Azide-selective sensor based on tripodal iron complex for direct azide determination in aqueous samples

Abstract

A potentiometric azide-selective sensor based on the use of iron(III) hydrotris(3,5-dimethylpyrazolyl)borate acetylacetonate chloride [Tp(Me2)Fe(acac)Cl] as a neutral carrier for an azide-selective electrode is reported. Effect of various plasticizers, viz. o-nitrophenyloctyl ether (o-NPOE), dioctylphthalate (DOP), dibutylphthalate (DBP), and benzylacetate (BA), and an anion excluder, hexadecyltrimethylammonium bromide (HTAB), with [Tp(Me2)Fe(acac)Cl] complex in poly(vinyl chloride) (PVC) were studied.
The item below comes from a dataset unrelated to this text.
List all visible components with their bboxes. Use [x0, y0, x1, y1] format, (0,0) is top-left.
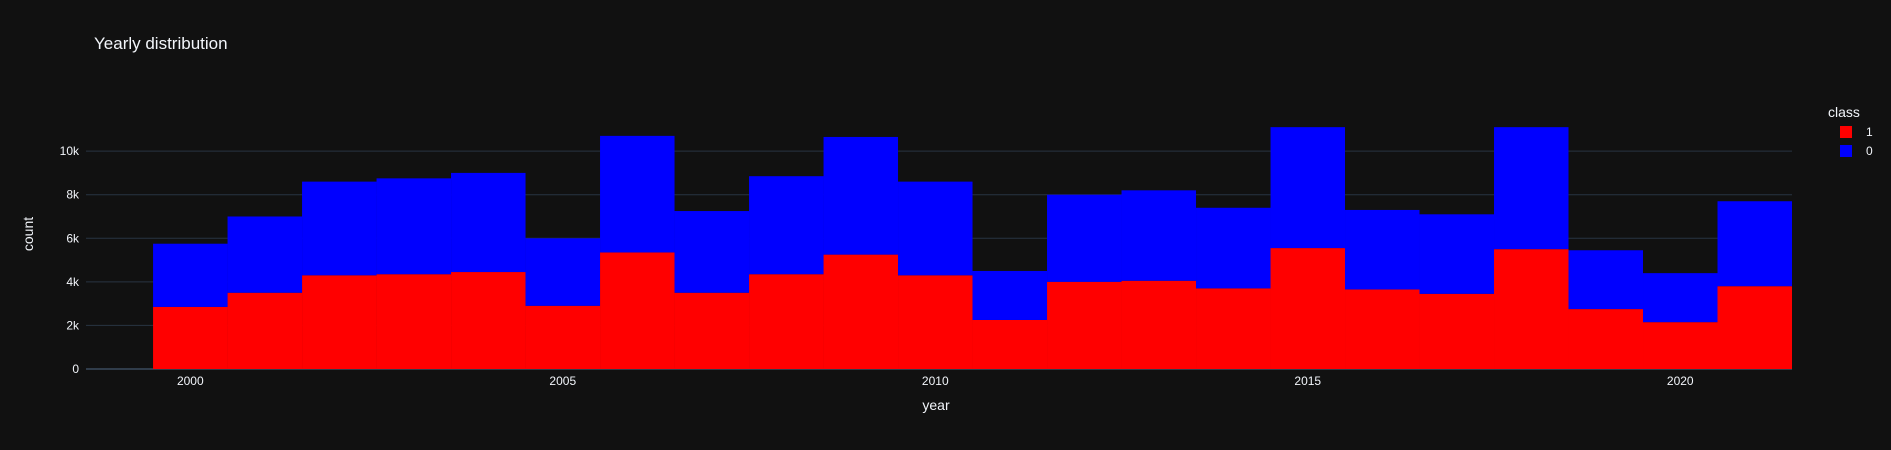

The best performance was obtained with a membrane composition of [Tp(Me2)Fe(acac)Cl]/HTAB/DOP/PVC in a ratio of 5:2:190:100 (w/w). The sensor exhibits significantly enhanced selectivity toward azide ions over the concentration range 6.3 x 10(-7) to 1.0 x 10(-2) M with a lower detection limit of 3.8 x 10(-7) M and a Nernstian slope of 59.4 +/- 1.1 mV decade(-1). Influences of the membrane composition, pH and possible interfering anions were investigated on the response properties of the electrode. Fast and stable response, good reproducibility, long-term stability and applicability over a wide pH range (3.5-9.0) are demonstrated. The sensor has a response time of 14 s and can be used for at least 45 days without any considerable divergence in the potential response. The proposed electrode shows fairly good discrimination of azide from several inorganic and organic anions. It was successfully applied to the direct determination of azide in orange juice, tea extracts and human urine samples.